Undesirable property of the using not rejecting the null to declare equivalence: as precision decreases, we are more likely to declare equivalence. As our standard error decreases, we should be making more precise statements.

Simulation of 5000 trials at differing standard deviations.
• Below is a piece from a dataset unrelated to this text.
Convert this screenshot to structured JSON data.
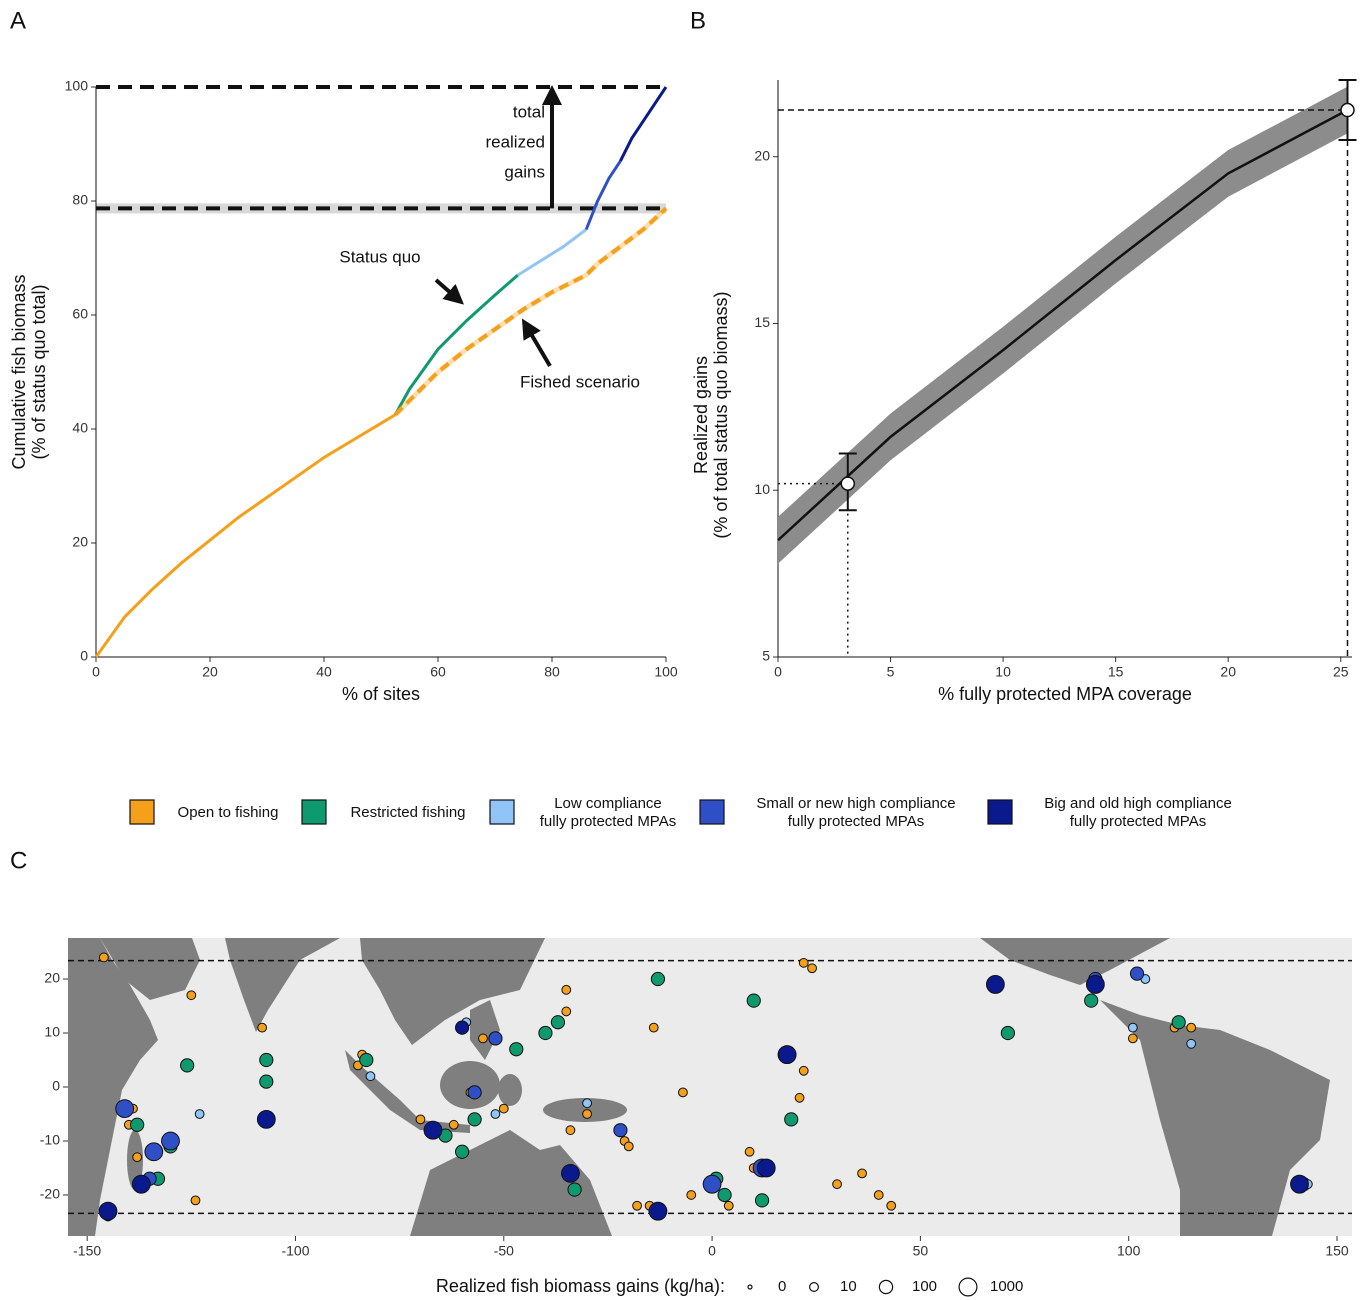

Two groups, each 12 patients, equal variances, assume our new treatment has a mean of 105 and the old treatment 100.

set.seed(123)

# Num trials
n = 5000
# Number of patients in each group
n1 = 12
n2 = 12

# Function returns percent of trials rejected and not rejected, t-test
myTtest <- function(sd) {
pvals = numeric(n)
for (i in 1:n) {
# Assume the true means are 105 and 100, simulate
t1 = rnorm(n = n1, mean = 100, sd = sd)
t2 = rnorm(n = n2, mean = 105, sd = sd)
pvals[i] = t.test(t2, t1, var.equal = TRUE)$p.value

}

percent_rejected = length(pvals[pvals < 0.05]) / n
return(list(percent_rejected = percent_rejected))
}

# Vary standard deviation from 1 to 30
mySD = seq(10, 30, 0.5)

results <- lapply(mySD, myTtest)

perc_rej = numeric(length(mySD))
for (i in 1:length(mySD)) {
perc_rej[i] = results[[i]]$percent_rejected
}

plot(mySD,
1 - perc_rej,
type = 'l',
ylab = 'Percent Declared Equivalent',
xlab = 'SD')

library(equivalence)
# Num trials
n = 5000
# Number of patients in each group
n1 = 6
n2 = 6

# Function returns percent of trials rejected and not rejected, TOST

myTostTest <- function(sd) {
pvals2 = numeric(n)
for (i in 1:n) {
# Assume the true means are 105 and 100, simulate
t1 = rnorm(n = n1, mean = 100, sd = sd)
t2 = rnorm(n = n2, mean = 105, sd = sd)
# Calculate t-stat
pvals2[i] <- tost(t1, t2, epsilon = 20, var.equal = TRUE)$tost.p.value
}
percent_rejected2 = length(pvals2[pvals2 < 0.05]) / n
return(list(percent_rejected2 = percent_rejected2))
}

# Vary standard deviation from 1 to 30
mySD = seq(10, 30, 0.5)

results2 <- lapply(mySD, myTostTest)

perc_rej2 = numeric(length(mySD))
for (i in 1:length(mySD)) {
perc_rej2[i] = results2[[i]]$percent_rejected2
}

plot(mySD,
perc_rej2,
type = 'l',
ylab = 'Percent Declared Equivalent',
xlab = 'SD')

Our ability to detect equivalence decreases as our precision decreases with the TOST. The opposite is true, for the two-sided t-test.